目を見張るような素晴らしい階段井戸が多くみられるのは、インド西部のグジャラート州、ラジャスタン州。この2つの州は、インドの首都ニューデリーから西、パキスタンとの国境に近い地域にあります。
西インドの階段井戸 おすすめ5選
チャンド・バオリ(Chand Baori)(ラジャスタン州アブハネリ村)
9世紀に造られた階段井戸は、隣接するヒンドゥー教寺院ハーシャット・マタとともに聖なる場所として巡礼の対象となりました。その後、イスラム教徒により装飾が壊されましたが、現在目にすることができる幾何学状に配置された階段だけでも引き込まれてしまいそうな不思議な魅力を見せてくれます。ジャイプールを訪れた際には、是非訪れていただきたいお勧めの場所です!
▶▶▶長さ35m、幅35m、深さ20m
ラニ・キ・ヴァヴ(Rani Ki Vav )/王妃の階段井戸 (グジャラート州・パタン)
【世界遺産】王妃の階段井戸は、シルクロードの中継地として栄えたパタンにあり、数ある階段井戸の中でも群を抜いて大きく、素晴らしい造り。11世紀、ソーランキー王朝のビーヌディーヴァ1世没後、王妃ウダヤマティが王を偲んで造営しました。砂岩に彫られた精密なレリ-フのモチーフはヒンドゥー教の神々で、特に涅槃のヴィシュヌ神は珍しく、必見です。1986年に発見されるまで土に埋もれていたおかげで、繊細なレリーフも綺麗に残り、2014年に世界遺産登録されました。
▶▶▶長さ64m、幅20m、深さ24m
スーリヤ寺院の階段井戸(Suryamandapa of temple)(グジャラート州・モデラー)
モデラのスーリヤ寺院は、ソーランキー王朝ビーヌディーヴァ1世によって太陽神スーリヤに捧げられた寺院。寺院は、本殿(西)・拝殿・階段井戸(東)で構成されています。階段井戸の周囲には108の寺院も設置。本殿から階段井戸は東向きで、1本の完全な軸が通っていて、春分の日と秋分の日に本殿に太陽光が差し込み、ご神体にあたるように設計されています。ここは建物の内外の壁から柱に至るまでびっしりと彫り込まれた彫刻も必見です。
アダーラジ・ヴァヴ(Adalaj Vav)(グジャラート州・アダラジ)
アダーラジ・ヴァヴは、15世紀、ヴァーゲラー朝の王妃ルダによって建設が始まりましたが、完成前に王朝が滅ぼされ、その後イスラム教徒の手で完成されました。宮殿のような美しい井戸で、レリーフは花・葉・象・馬など様々なモチーフが彫られています。井戸の下の方は暗いので、彫刻に見とれて落ちないようにご注意下さい。

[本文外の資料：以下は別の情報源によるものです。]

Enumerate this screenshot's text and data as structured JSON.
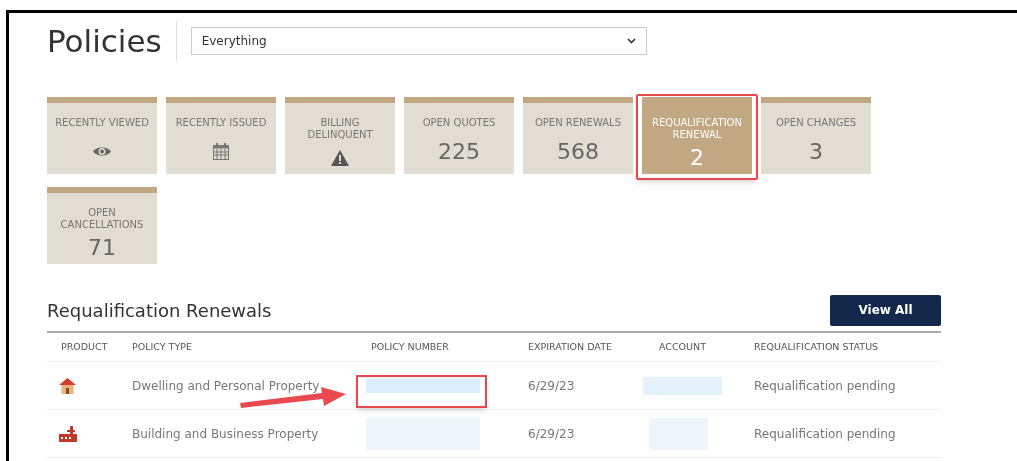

▶▶▶長さ70m、幅25m、深さ24m、井戸へ降りる階段の幅は8m
ダーダ・ハリ(Dada Hari)(グジャラート州・アハマダバード)
アダーラジ・ヴァヴと同時期のものですが、こちらは建設当初からイスラム教の政権下で造られました。建設者のダーダハリ王妃の名がつけられています。装飾は、サンスクリット語の法典や唐草模様の彫刻などヒンドゥー教の影響を受けたものと神々や動物を配したシンプルなイスラム教の装飾が混在している点が非常に興味深いポイント。また、サティー(寡婦殉死)で亡くなった婦人の手形が壁に残されている場所もあります(・・・ちょっと怖い)。
▶▶▶長さ70m、幅6m、深さ20m
番外編 デリーで見られる階段井戸
アグラセン・キ・バオリ(Agrasen ki Baori)(デリー)
現在見られる建築は、14世紀に再建されたもので、オリジナルは伝説の王アグラセンキによって建てられたと言い伝えがあることから、王の名前がつけられています。ここはボリウッド映画の撮影でも使われたりしています。大都会デリーの中心地コンノートプレイスから徒歩圏内にあるので、デリーを訪れたら、ふらりと立ち寄ってみては、いかが?